As usual, 456 Berea Street is keeping us informed and up-to-date on what is happening in the world of web page design. CSS 3 Selectors Explained is a look at the new features in Cascading Style Sheets for CSS 3 arriving in a browser near you soon.
In September and October of 2005 I published a series of articles that explained the selectors that are available in CSS 2.1. A quick summary is that most of the selectors described in those articles can be used now in modern browsers like Mozilla/Firefox, Safari, and Opera. We just need to wait for Internet Explorer to catch up before we can start using the full power of CSS 2.1 selectors. The good news is that Internet Explorer will catch up, at least to some extent, with the release of version 7.
If we look a little further ahead, there are even more powerful selectors waiting to be implemented and used in CSS 3. Many of the CSS 3 selectors have already been implemented in modern browsers, but in general support is far too patchy for developers to rely on these new selectors. However, there are cases where they can be used to add nice forward enhancing features, so I think taking a look at how the new selectors in CSS 3 work can be useful.

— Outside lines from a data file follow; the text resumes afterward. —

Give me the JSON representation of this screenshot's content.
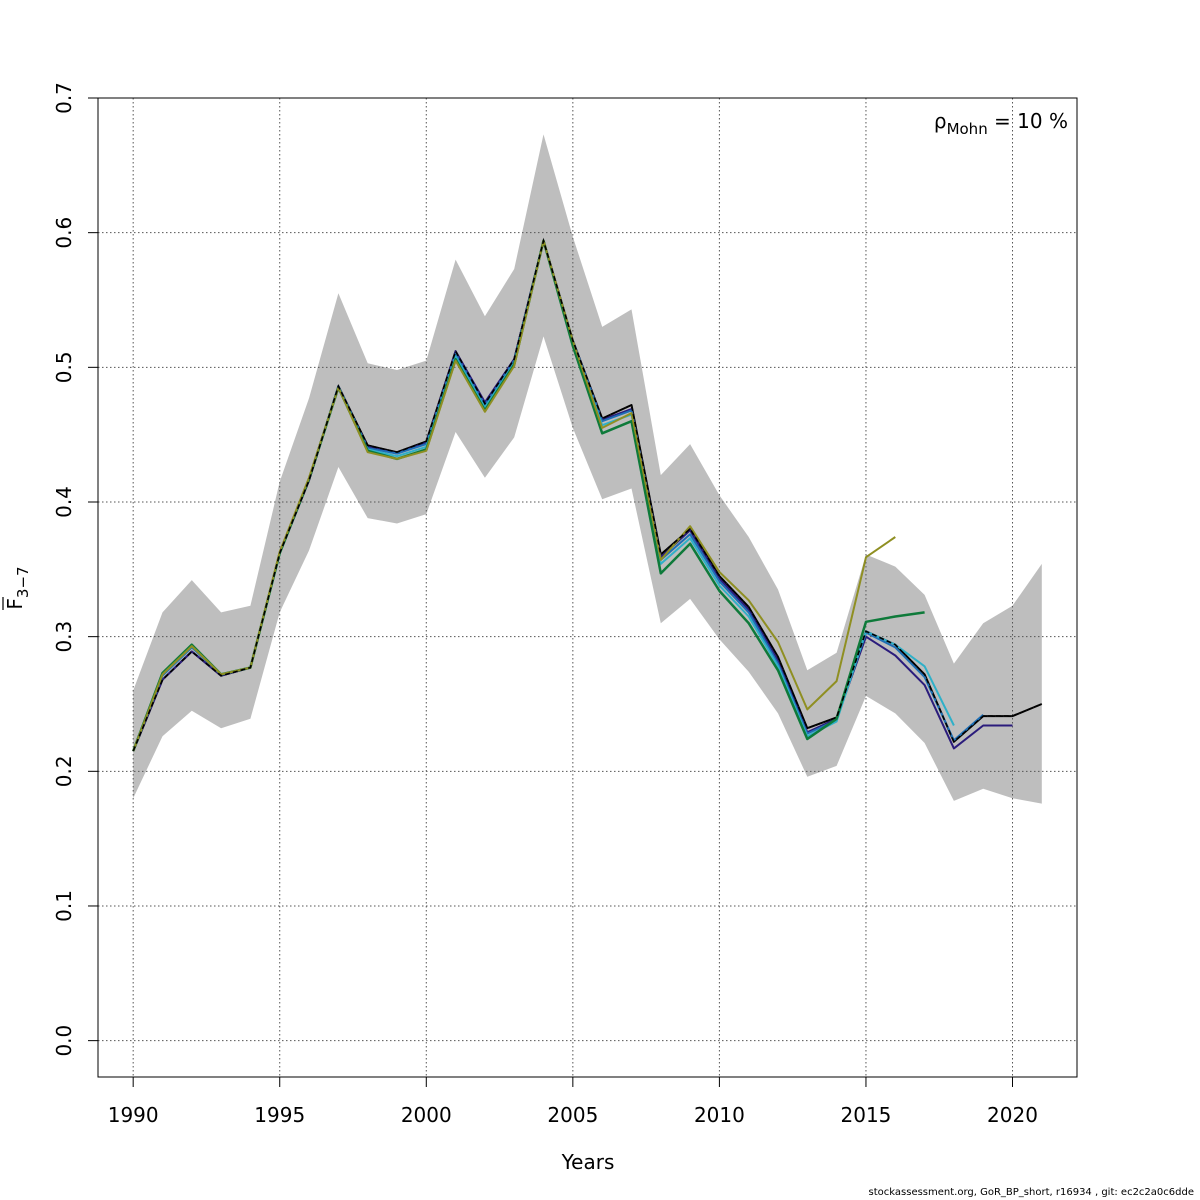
{
  "chart_data": {
    "type": "line",
    "xlabel": "Years",
    "ylabel": "F",
    "ylabel_subscript": "3−7",
    "xlim": [
      1988.8,
      2022.2
    ],
    "ylim": [
      -0.027,
      0.7
    ],
    "x_ticks": [
      1990,
      1995,
      2000,
      2005,
      2010,
      2015,
      2020
    ],
    "y_ticks": [
      0.0,
      0.1,
      0.2,
      0.3,
      0.4,
      0.5,
      0.6,
      0.7
    ],
    "x_tick_labels": [
      "1990",
      "1995",
      "2000",
      "2005",
      "2010",
      "2015",
      "2020"
    ],
    "y_tick_labels": [
      "0.0",
      "0.1",
      "0.2",
      "0.3",
      "0.4",
      "0.5",
      "0.6",
      "0.7"
    ],
    "grid": true,
    "annotation": {
      "symbol": "ρ",
      "subscript": "Mohn",
      "text": " = 10 %"
    },
    "confidence_band": {
      "color": "#bebebe",
      "years": [
        1990,
        1991,
        1992,
        1993,
        1994,
        1995,
        1996,
        1997,
        1998,
        1999,
        2000,
        2001,
        2002,
        2003,
        2004,
        2005,
        2006,
        2007,
        2008,
        2009,
        2010,
        2011,
        2012,
        2013,
        2014,
        2015,
        2016,
        2017,
        2018,
        2019,
        2020,
        2021
      ],
      "upper": [
        0.26,
        0.318,
        0.342,
        0.318,
        0.323,
        0.415,
        0.477,
        0.555,
        0.503,
        0.498,
        0.505,
        0.58,
        0.538,
        0.573,
        0.673,
        0.597,
        0.53,
        0.543,
        0.42,
        0.443,
        0.405,
        0.374,
        0.335,
        0.275,
        0.288,
        0.361,
        0.352,
        0.331,
        0.28,
        0.31,
        0.323,
        0.354
      ],
      "lower": [
        0.18,
        0.226,
        0.245,
        0.232,
        0.239,
        0.318,
        0.364,
        0.426,
        0.388,
        0.384,
        0.391,
        0.452,
        0.418,
        0.448,
        0.523,
        0.455,
        0.402,
        0.41,
        0.31,
        0.328,
        0.298,
        0.274,
        0.243,
        0.196,
        0.204,
        0.256,
        0.243,
        0.221,
        0.178,
        0.187,
        0.18,
        0.176
      ]
    },
    "series": [
      {
        "color": "#000000",
        "dashed": true,
        "width": 2,
        "x": [
          1990,
          1991,
          1992,
          1993,
          1994,
          1995,
          1996,
          1997,
          1998,
          1999,
          2000,
          2001,
          2002,
          2003,
          2004,
          2005,
          2006,
          2007,
          2008,
          2009,
          2010,
          2011,
          2012,
          2013,
          2014,
          2015,
          2016,
          2017,
          2018,
          2019,
          2020,
          2021
        ],
        "y": [
          0.215,
          0.268,
          0.289,
          0.271,
          0.277,
          0.362,
          0.416,
          0.486,
          0.442,
          0.437,
          0.445,
          0.512,
          0.473,
          0.506,
          0.594,
          0.52,
          0.462,
          0.472,
          0.361,
          0.38,
          0.345,
          0.322,
          0.285,
          0.232,
          0.24,
          0.304,
          0.294,
          0.272,
          0.222,
          0.241,
          0.241,
          0.25
        ]
      },
      {
        "color": "#2b1c7c",
        "dashed": false,
        "width": 2,
        "x": [
          1990,
          1991,
          1992,
          1993,
          1994,
          1995,
          1996,
          1997,
          1998,
          1999,
          2000,
          2001,
          2002,
          2003,
          2004,
          2005,
          2006,
          2007,
          2008,
          2009,
          2010,
          2011,
          2012,
          2013,
          2014,
          2015,
          2016,
          2017,
          2018,
          2019,
          2020
        ],
        "y": [
          0.215,
          0.268,
          0.289,
          0.271,
          0.277,
          0.362,
          0.416,
          0.486,
          0.441,
          0.436,
          0.444,
          0.512,
          0.474,
          0.506,
          0.594,
          0.52,
          0.461,
          0.469,
          0.359,
          0.379,
          0.343,
          0.32,
          0.282,
          0.229,
          0.239,
          0.3,
          0.286,
          0.264,
          0.217,
          0.234,
          0.234
        ]
      },
      {
        "color": "#1f6fb5",
        "dashed": false,
        "width": 2,
        "x": [
          1990,
          1991,
          1992,
          1993,
          1994,
          1995,
          1996,
          1997,
          1998,
          1999,
          2000,
          2001,
          2002,
          2003,
          2004,
          2005,
          2006,
          2007,
          2008,
          2009,
          2010,
          2011,
          2012,
          2013,
          2014,
          2015,
          2016,
          2017,
          2018,
          2019
        ],
        "y": [
          0.215,
          0.271,
          0.292,
          0.272,
          0.277,
          0.362,
          0.417,
          0.486,
          0.44,
          0.436,
          0.443,
          0.51,
          0.472,
          0.505,
          0.594,
          0.52,
          0.46,
          0.468,
          0.357,
          0.376,
          0.341,
          0.318,
          0.28,
          0.228,
          0.238,
          0.303,
          0.292,
          0.27,
          0.223,
          0.242
        ]
      },
      {
        "color": "#2fb0c8",
        "dashed": false,
        "width": 2,
        "x": [
          1990,
          1991,
          1992,
          1993,
          1994,
          1995,
          1996,
          1997,
          1998,
          1999,
          2000,
          2001,
          2002,
          2003,
          2004,
          2005,
          2006,
          2007,
          2008,
          2009,
          2010,
          2011,
          2012,
          2013,
          2014,
          2015,
          2016,
          2017,
          2018
        ],
        "y": [
          0.215,
          0.272,
          0.293,
          0.272,
          0.277,
          0.362,
          0.417,
          0.485,
          0.439,
          0.434,
          0.441,
          0.508,
          0.47,
          0.503,
          0.594,
          0.518,
          0.457,
          0.465,
          0.354,
          0.373,
          0.338,
          0.315,
          0.278,
          0.226,
          0.237,
          0.304,
          0.294,
          0.278,
          0.234
        ]
      },
      {
        "color": "#0e7a3a",
        "dashed": false,
        "width": 2.5,
        "x": [
          1990,
          1991,
          1992,
          1993,
          1994,
          1995,
          1996,
          1997,
          1998,
          1999,
          2000,
          2001,
          2002,
          2003,
          2004,
          2005,
          2006,
          2007,
          2008,
          2009,
          2010,
          2011,
          2012,
          2013,
          2014,
          2015,
          2016,
          2017
        ],
        "y": [
          0.215,
          0.273,
          0.294,
          0.272,
          0.277,
          0.362,
          0.417,
          0.485,
          0.438,
          0.432,
          0.439,
          0.506,
          0.468,
          0.502,
          0.594,
          0.516,
          0.451,
          0.46,
          0.347,
          0.369,
          0.334,
          0.31,
          0.275,
          0.224,
          0.239,
          0.311,
          0.315,
          0.318
        ]
      },
      {
        "color": "#8f8f22",
        "dashed": false,
        "width": 2,
        "x": [
          1990,
          1991,
          1992,
          1993,
          1994,
          1995,
          1996,
          1997,
          1998,
          1999,
          2000,
          2001,
          2002,
          2003,
          2004,
          2005,
          2006,
          2007,
          2008,
          2009,
          2010,
          2011,
          2012,
          2013,
          2014,
          2015,
          2016
        ],
        "y": [
          0.215,
          0.272,
          0.293,
          0.272,
          0.277,
          0.363,
          0.418,
          0.485,
          0.437,
          0.432,
          0.438,
          0.505,
          0.467,
          0.501,
          0.594,
          0.52,
          0.455,
          0.466,
          0.357,
          0.382,
          0.348,
          0.327,
          0.296,
          0.246,
          0.267,
          0.359,
          0.374
        ]
      }
    ]
  },
  "footer": "stockassessment.org, GoR_BP_short, r16934 , git: ec2c2a0c6dde"
}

The article refers to the Selectors W3C Working Draft 15 December 2005 and explains many of the new features coming out to really help push web page design limits. Examples include substring matching attributes, a variety of different pseudo classes, the general sibling combinator, and better browser support.
It will take time, maybe a few years, for all the browsers to catch up with the new CSS selectors, but this peek will help you keep up with the CSS Joneses.